GY: In the past few years, a clear trend in China’s environmental protection field is for NGOs to work in education about nature; a lot of new organisations are making this their focus. It is a direction that interests me, too.
The NGO that I am working in now focuses on facilitating sustainable development from the perspective of the cultures of different ethnic minorities. Its past projects were also developed from a culturally informed perspective while focusing on livelihoods and local economic development. Its focus is on the notion of ‘sustainable development’. I recently developed a project that encourages communities to establish ‘community conserved areas’ [社区保护地]. The concept comes from the International Union for Conservation of Nature. But actually, in this ethnic minority area, there is already a tradition of the idea of a ‘conserved area’. They have given these areas special names, like ‘竜山’ [long shan; ‘long’ is an old character for ‘dragon’ and ‘shan’ can mean ‘mountain’ or ‘hill’], and believe them to be sacred. Local people in this area have a kind of concern for environmental protection rooted in this faith and culture. To them, this place or this area is inviolable.
They will not hunt living creatures or pick plants here, and humans are not even permitted to enter some places. Due to economic development over the years, these cultures have been affected, and this tradition of protection has also felt some impact. Today, in some ethnic minority areas, protecting culture and nature are one and the same thing. That is to say that if that culture is protected, the protection of nature is a corollary of that. The project I am working on at the moment relates to this. I just mentioned that the local people have many names for these areas that they want to protect, like ‘竜山’, and traditionally they have lots of different conservation areas.

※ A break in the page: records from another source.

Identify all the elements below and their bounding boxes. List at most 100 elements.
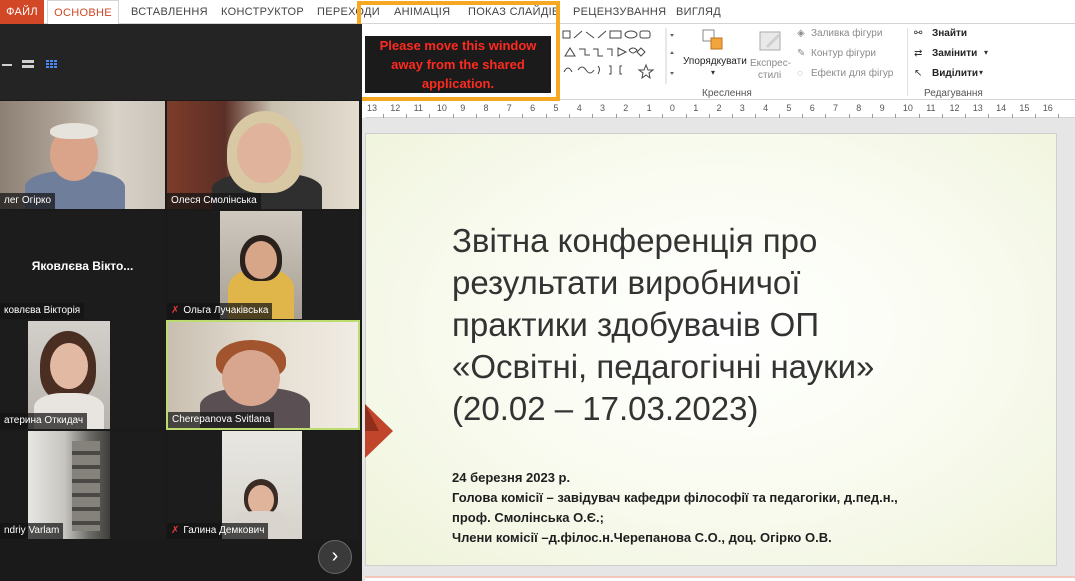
slide-subtitle-line: проф. Смолінська О.Є.;	[452, 510, 604, 525]
video-tile[interactable]: ✗ Галина Демкович	[167, 431, 359, 539]
slide-decoration-fold	[365, 404, 379, 431]
video-tile[interactable]: Олеся Смолінська	[167, 101, 359, 209]
video-tile[interactable]: атерина Откидач	[0, 321, 165, 429]
participant-face	[237, 123, 291, 183]
video-tile[interactable]: лег Огірко	[0, 101, 165, 209]
slide-subtitle-line: Члени комісії –д.філос.н.Черепанова С.О.…	[452, 530, 832, 545]
tab-home[interactable]: ОСНОВНЕ	[47, 0, 119, 25]
participant-name: ✗ Ольга Лучаківська	[167, 303, 273, 319]
ruler-number: 6	[530, 103, 536, 113]
speaker-view-icon[interactable]	[22, 60, 34, 69]
ruler-number: 2	[623, 103, 629, 113]
tab-review[interactable]: РЕЦЕНЗУВАННЯ	[573, 0, 666, 24]
ruler-number: 7	[833, 103, 839, 113]
ribbon-separator	[907, 28, 908, 96]
participant-name: Cherepanova Svitlana	[168, 412, 275, 428]
participant-name: ndriy Varlam	[0, 523, 64, 539]
binoculars-icon: ⚯	[914, 28, 923, 39]
share-warning-line: application.	[421, 76, 495, 91]
shape-outline-button[interactable]: ✎ Контур фігури	[797, 48, 903, 62]
ruler-number: 8	[483, 103, 489, 113]
horizontal-ruler: 13 12 11 10 9 8 7 6 5 4 3 2 1 0 1 2 3 4 5 6 7 8 9 10 11 12 13 14 15 1…	[365, 101, 1075, 118]
video-tile[interactable]: ✗ Ольга Лучаківська	[167, 211, 359, 319]
select-button[interactable]: ↖ Виділити ▾	[914, 68, 994, 82]
video-tile[interactable]: Яковлєва Вікто... ковлєва Вікторія	[0, 211, 165, 319]
ruler-number: 12	[949, 103, 960, 113]
ruler-number: 9	[460, 103, 466, 113]
ruler-number: 3	[600, 103, 606, 113]
participant-name: ковлєва Вікторія	[0, 303, 85, 319]
group-label-drawing: Креслення	[702, 88, 752, 99]
select-label: Виділити	[932, 68, 979, 79]
ruler-number: 7	[506, 103, 512, 113]
participant-name: Олеся Смолінська	[167, 193, 261, 209]
share-warning-line: away from the shared	[391, 57, 525, 72]
slide-subtitle-line: Голова комісії – завідувач кафедри філос…	[452, 490, 898, 505]
minimize-icon[interactable]	[2, 60, 12, 69]
slide-subtitle[interactable]: 24 березня 2023 р. Голова комісії – заві…	[452, 468, 1042, 548]
ruler-number: 6	[809, 103, 815, 113]
muted-mic-icon: ✗	[171, 305, 180, 316]
shape-outline-label: Контур фігури	[811, 48, 876, 59]
shape-effects-button[interactable]: ◌ Ефекти для фігур	[797, 68, 903, 82]
tab-insert[interactable]: ВСТАВЛЕННЯ	[131, 0, 208, 24]
group-label-editing: Редагування	[924, 88, 983, 99]
ruler-number: 13	[367, 103, 378, 113]
slide-title-line: «Освітні, педагогічні науки»	[452, 348, 875, 385]
find-button[interactable]: ⚯ Знайти	[914, 28, 984, 42]
slide-title-line: результати виробничої	[452, 264, 801, 301]
tab-design[interactable]: КОНСТРУКТОР	[221, 0, 304, 24]
slide-title-line: практики здобувачів ОП	[452, 306, 820, 343]
shape-fill-button[interactable]: ◈ Заливка фігури	[797, 28, 903, 42]
tab-file[interactable]: ФАЙЛ	[0, 0, 44, 24]
shapes-gallery[interactable]	[560, 28, 678, 84]
ruler-number: 11	[413, 103, 423, 113]
slide-title-line: (20.02 – 17.03.2023)	[452, 390, 759, 427]
ruler-number: 1	[693, 103, 699, 113]
quick-styles-icon	[759, 31, 781, 51]
effects-icon: ◌	[797, 68, 803, 79]
participant-face	[222, 350, 280, 406]
participant-center-name: Яковлєва Вікто...	[31, 259, 134, 273]
participant-face	[50, 343, 88, 389]
next-page-button[interactable]: ›	[318, 540, 352, 574]
replace-button[interactable]: ⇄ Замінити ▾	[914, 48, 994, 62]
video-tile[interactable]: ndriy Varlam	[0, 431, 165, 539]
participant-name: атерина Откидач	[0, 413, 88, 429]
shape-fill-label: Заливка фігури	[811, 28, 883, 39]
screen: ФАЙЛ ОСНОВНЕ ВСТАВЛЕННЯ КОНСТРУКТОР ПЕРЕ…	[0, 0, 1075, 581]
ruler-number: 10	[436, 103, 447, 113]
chevron-right-icon: ›	[331, 545, 339, 567]
video-tile-active-speaker[interactable]: Cherepanova Svitlana	[166, 320, 360, 430]
replace-icon: ⇄	[914, 48, 923, 59]
ruler-number: 5	[553, 103, 559, 113]
participant-name-text: Галина Демкович	[183, 525, 265, 536]
slide-title[interactable]: Звітна конференція про результати виробн…	[452, 220, 1012, 430]
replace-label: Замінити	[932, 48, 978, 59]
ruler-number: 16	[1042, 103, 1053, 113]
arrange-label: Упорядкувати	[683, 56, 747, 67]
paint-bucket-icon: ◈	[797, 28, 805, 39]
ruler-number: 11	[926, 103, 936, 113]
quick-styles-label-1: Експрес-	[750, 58, 792, 69]
tab-view[interactable]: ВИГЛЯД	[676, 0, 721, 24]
gallery-view-icon[interactable]	[46, 60, 58, 69]
ruler-number: 2	[716, 103, 722, 113]
shape-effects-label: Ефекти для фігур	[811, 68, 894, 79]
ruler-number: 4	[576, 103, 582, 113]
participant-hair	[50, 123, 98, 139]
participant-name-text: Ольга Лучаківська	[183, 305, 269, 316]
arrange-icon	[702, 29, 723, 50]
quick-styles-label-2: стилі	[758, 70, 782, 81]
editor-bottom-strip	[365, 576, 1075, 581]
arrange-button[interactable]: Упорядкувати ▾	[683, 28, 747, 84]
participant-name: ✗ Галина Демкович	[167, 523, 269, 539]
quick-styles-button[interactable]: Експрес- стилі	[748, 28, 792, 84]
pencil-icon: ✎	[797, 48, 806, 59]
ruler-number: 1	[646, 103, 652, 113]
ruler-number: 8	[856, 103, 862, 113]
find-label: Знайти	[932, 28, 968, 39]
ruler-number: 3	[739, 103, 745, 113]
ruler-number: 12	[390, 103, 401, 113]
participant-face	[245, 241, 277, 279]
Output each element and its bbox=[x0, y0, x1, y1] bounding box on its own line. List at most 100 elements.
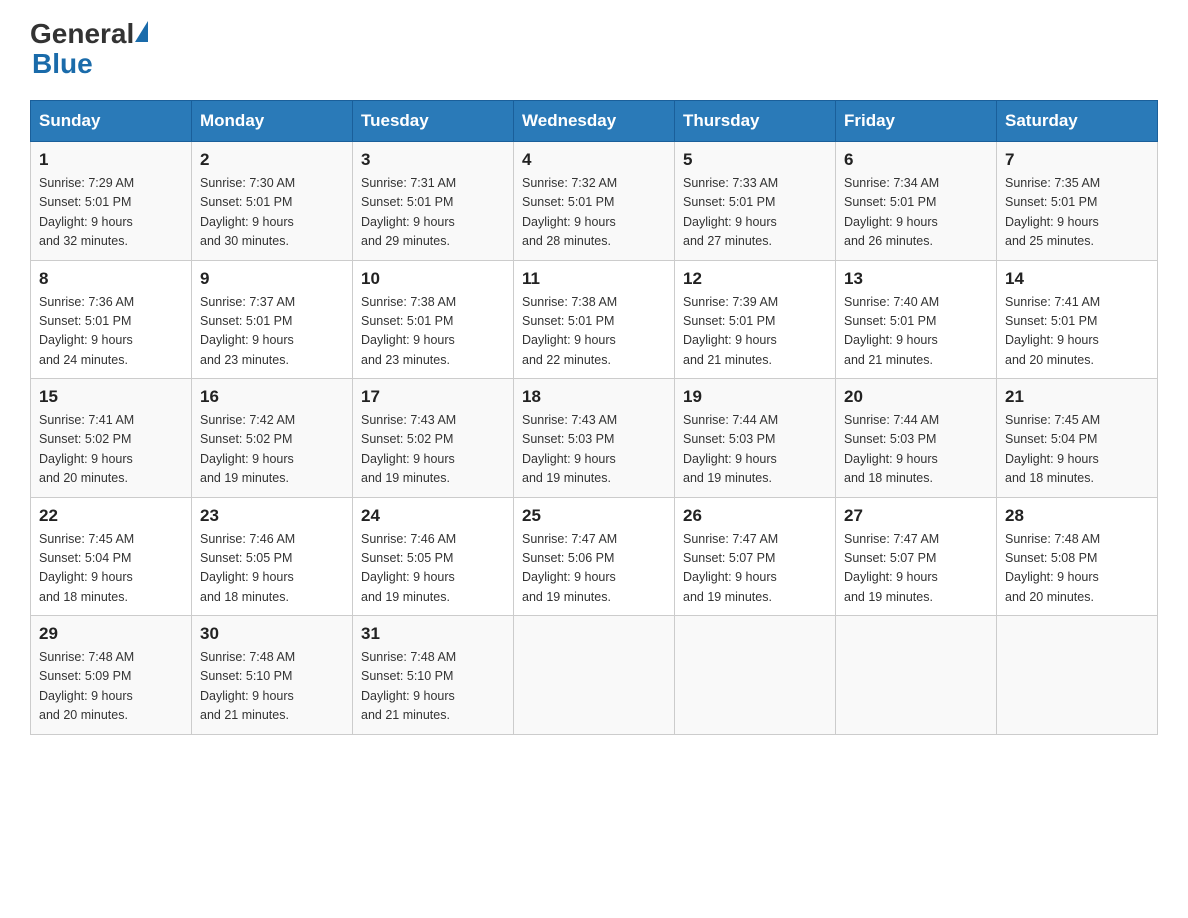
calendar-header-row: SundayMondayTuesdayWednesdayThursdayFrid… bbox=[31, 101, 1158, 142]
day-info: Sunrise: 7:29 AM Sunset: 5:01 PM Dayligh… bbox=[39, 174, 183, 252]
day-number: 3 bbox=[361, 150, 505, 170]
calendar-day-cell: 8 Sunrise: 7:36 AM Sunset: 5:01 PM Dayli… bbox=[31, 260, 192, 379]
calendar-day-cell: 19 Sunrise: 7:44 AM Sunset: 5:03 PM Dayl… bbox=[675, 379, 836, 498]
header-saturday: Saturday bbox=[997, 101, 1158, 142]
header-tuesday: Tuesday bbox=[353, 101, 514, 142]
calendar-day-cell: 13 Sunrise: 7:40 AM Sunset: 5:01 PM Dayl… bbox=[836, 260, 997, 379]
calendar-day-cell bbox=[675, 616, 836, 735]
calendar-day-cell: 26 Sunrise: 7:47 AM Sunset: 5:07 PM Dayl… bbox=[675, 497, 836, 616]
calendar-day-cell: 21 Sunrise: 7:45 AM Sunset: 5:04 PM Dayl… bbox=[997, 379, 1158, 498]
day-number: 23 bbox=[200, 506, 344, 526]
day-info: Sunrise: 7:38 AM Sunset: 5:01 PM Dayligh… bbox=[522, 293, 666, 371]
day-info: Sunrise: 7:44 AM Sunset: 5:03 PM Dayligh… bbox=[844, 411, 988, 489]
day-number: 12 bbox=[683, 269, 827, 289]
day-number: 2 bbox=[200, 150, 344, 170]
calendar-day-cell: 2 Sunrise: 7:30 AM Sunset: 5:01 PM Dayli… bbox=[192, 142, 353, 261]
calendar-day-cell: 14 Sunrise: 7:41 AM Sunset: 5:01 PM Dayl… bbox=[997, 260, 1158, 379]
calendar-day-cell: 17 Sunrise: 7:43 AM Sunset: 5:02 PM Dayl… bbox=[353, 379, 514, 498]
day-number: 14 bbox=[1005, 269, 1149, 289]
day-number: 10 bbox=[361, 269, 505, 289]
logo: General Blue bbox=[30, 20, 149, 80]
day-info: Sunrise: 7:37 AM Sunset: 5:01 PM Dayligh… bbox=[200, 293, 344, 371]
day-info: Sunrise: 7:33 AM Sunset: 5:01 PM Dayligh… bbox=[683, 174, 827, 252]
day-number: 29 bbox=[39, 624, 183, 644]
calendar-day-cell: 27 Sunrise: 7:47 AM Sunset: 5:07 PM Dayl… bbox=[836, 497, 997, 616]
day-number: 17 bbox=[361, 387, 505, 407]
day-number: 7 bbox=[1005, 150, 1149, 170]
day-info: Sunrise: 7:43 AM Sunset: 5:02 PM Dayligh… bbox=[361, 411, 505, 489]
day-info: Sunrise: 7:47 AM Sunset: 5:07 PM Dayligh… bbox=[844, 530, 988, 608]
header-friday: Friday bbox=[836, 101, 997, 142]
day-number: 15 bbox=[39, 387, 183, 407]
calendar-day-cell: 15 Sunrise: 7:41 AM Sunset: 5:02 PM Dayl… bbox=[31, 379, 192, 498]
calendar-day-cell: 28 Sunrise: 7:48 AM Sunset: 5:08 PM Dayl… bbox=[997, 497, 1158, 616]
day-info: Sunrise: 7:48 AM Sunset: 5:08 PM Dayligh… bbox=[1005, 530, 1149, 608]
calendar-table: SundayMondayTuesdayWednesdayThursdayFrid… bbox=[30, 100, 1158, 735]
day-number: 13 bbox=[844, 269, 988, 289]
day-number: 19 bbox=[683, 387, 827, 407]
calendar-day-cell bbox=[997, 616, 1158, 735]
day-info: Sunrise: 7:34 AM Sunset: 5:01 PM Dayligh… bbox=[844, 174, 988, 252]
calendar-day-cell bbox=[836, 616, 997, 735]
day-info: Sunrise: 7:45 AM Sunset: 5:04 PM Dayligh… bbox=[39, 530, 183, 608]
day-number: 21 bbox=[1005, 387, 1149, 407]
calendar-day-cell: 18 Sunrise: 7:43 AM Sunset: 5:03 PM Dayl… bbox=[514, 379, 675, 498]
day-number: 27 bbox=[844, 506, 988, 526]
day-info: Sunrise: 7:36 AM Sunset: 5:01 PM Dayligh… bbox=[39, 293, 183, 371]
header-monday: Monday bbox=[192, 101, 353, 142]
calendar-day-cell: 16 Sunrise: 7:42 AM Sunset: 5:02 PM Dayl… bbox=[192, 379, 353, 498]
calendar-day-cell: 23 Sunrise: 7:46 AM Sunset: 5:05 PM Dayl… bbox=[192, 497, 353, 616]
day-info: Sunrise: 7:30 AM Sunset: 5:01 PM Dayligh… bbox=[200, 174, 344, 252]
day-number: 6 bbox=[844, 150, 988, 170]
day-number: 16 bbox=[200, 387, 344, 407]
day-number: 5 bbox=[683, 150, 827, 170]
calendar-week-row: 29 Sunrise: 7:48 AM Sunset: 5:09 PM Dayl… bbox=[31, 616, 1158, 735]
calendar-day-cell: 25 Sunrise: 7:47 AM Sunset: 5:06 PM Dayl… bbox=[514, 497, 675, 616]
day-info: Sunrise: 7:31 AM Sunset: 5:01 PM Dayligh… bbox=[361, 174, 505, 252]
calendar-day-cell bbox=[514, 616, 675, 735]
day-number: 4 bbox=[522, 150, 666, 170]
calendar-day-cell: 7 Sunrise: 7:35 AM Sunset: 5:01 PM Dayli… bbox=[997, 142, 1158, 261]
header-sunday: Sunday bbox=[31, 101, 192, 142]
day-number: 25 bbox=[522, 506, 666, 526]
day-info: Sunrise: 7:40 AM Sunset: 5:01 PM Dayligh… bbox=[844, 293, 988, 371]
day-info: Sunrise: 7:43 AM Sunset: 5:03 PM Dayligh… bbox=[522, 411, 666, 489]
day-info: Sunrise: 7:32 AM Sunset: 5:01 PM Dayligh… bbox=[522, 174, 666, 252]
day-info: Sunrise: 7:46 AM Sunset: 5:05 PM Dayligh… bbox=[200, 530, 344, 608]
day-info: Sunrise: 7:47 AM Sunset: 5:06 PM Dayligh… bbox=[522, 530, 666, 608]
day-number: 8 bbox=[39, 269, 183, 289]
logo-triangle-icon bbox=[135, 21, 148, 42]
calendar-day-cell: 5 Sunrise: 7:33 AM Sunset: 5:01 PM Dayli… bbox=[675, 142, 836, 261]
day-info: Sunrise: 7:48 AM Sunset: 5:10 PM Dayligh… bbox=[200, 648, 344, 726]
calendar-day-cell: 24 Sunrise: 7:46 AM Sunset: 5:05 PM Dayl… bbox=[353, 497, 514, 616]
logo-general-text: General bbox=[30, 20, 134, 48]
logo-blue-text: Blue bbox=[32, 48, 93, 79]
day-info: Sunrise: 7:48 AM Sunset: 5:09 PM Dayligh… bbox=[39, 648, 183, 726]
day-number: 26 bbox=[683, 506, 827, 526]
calendar-day-cell: 9 Sunrise: 7:37 AM Sunset: 5:01 PM Dayli… bbox=[192, 260, 353, 379]
calendar-day-cell: 12 Sunrise: 7:39 AM Sunset: 5:01 PM Dayl… bbox=[675, 260, 836, 379]
calendar-week-row: 8 Sunrise: 7:36 AM Sunset: 5:01 PM Dayli… bbox=[31, 260, 1158, 379]
day-info: Sunrise: 7:39 AM Sunset: 5:01 PM Dayligh… bbox=[683, 293, 827, 371]
calendar-day-cell: 30 Sunrise: 7:48 AM Sunset: 5:10 PM Dayl… bbox=[192, 616, 353, 735]
day-number: 11 bbox=[522, 269, 666, 289]
calendar-day-cell: 4 Sunrise: 7:32 AM Sunset: 5:01 PM Dayli… bbox=[514, 142, 675, 261]
day-number: 24 bbox=[361, 506, 505, 526]
calendar-day-cell: 6 Sunrise: 7:34 AM Sunset: 5:01 PM Dayli… bbox=[836, 142, 997, 261]
day-info: Sunrise: 7:44 AM Sunset: 5:03 PM Dayligh… bbox=[683, 411, 827, 489]
day-info: Sunrise: 7:48 AM Sunset: 5:10 PM Dayligh… bbox=[361, 648, 505, 726]
day-number: 30 bbox=[200, 624, 344, 644]
day-info: Sunrise: 7:42 AM Sunset: 5:02 PM Dayligh… bbox=[200, 411, 344, 489]
page-header: General Blue bbox=[30, 20, 1158, 80]
calendar-day-cell: 29 Sunrise: 7:48 AM Sunset: 5:09 PM Dayl… bbox=[31, 616, 192, 735]
day-number: 22 bbox=[39, 506, 183, 526]
calendar-day-cell: 22 Sunrise: 7:45 AM Sunset: 5:04 PM Dayl… bbox=[31, 497, 192, 616]
day-info: Sunrise: 7:45 AM Sunset: 5:04 PM Dayligh… bbox=[1005, 411, 1149, 489]
calendar-day-cell: 3 Sunrise: 7:31 AM Sunset: 5:01 PM Dayli… bbox=[353, 142, 514, 261]
calendar-week-row: 1 Sunrise: 7:29 AM Sunset: 5:01 PM Dayli… bbox=[31, 142, 1158, 261]
day-number: 31 bbox=[361, 624, 505, 644]
day-info: Sunrise: 7:41 AM Sunset: 5:02 PM Dayligh… bbox=[39, 411, 183, 489]
header-thursday: Thursday bbox=[675, 101, 836, 142]
day-number: 18 bbox=[522, 387, 666, 407]
day-number: 28 bbox=[1005, 506, 1149, 526]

A scholar named Pei Shengji at the Chinese Academy of Sciences has done a lot to study environmental protection in the traditions of different ethnic groups in China and understands the Dai and Blang ‘Long Shan’ areas to be a ‘sacred place of nature’ [自然圣境]. He has found that in the 1960s in Yunnan Province there were a great many places like this—over 1,000. Then in the 1980s and 1990s, because of the rubber industry, only a few hundred remained. This is an enormous reduction. Rubber, and now sugar cane and tea, are plants that consume a lot of water, and growing them too much in one place has a big impact on the environment. The trees here originally were cut down to grow rubber, sugar cane or tea, and then there was the use of chemical fertilisers, and this has done damage to these sacred places of nature, also impacting the ways that local people live. So, our current projects relate to the loss of local cultures and the impact on the environment and on conserving these sacred places of nature.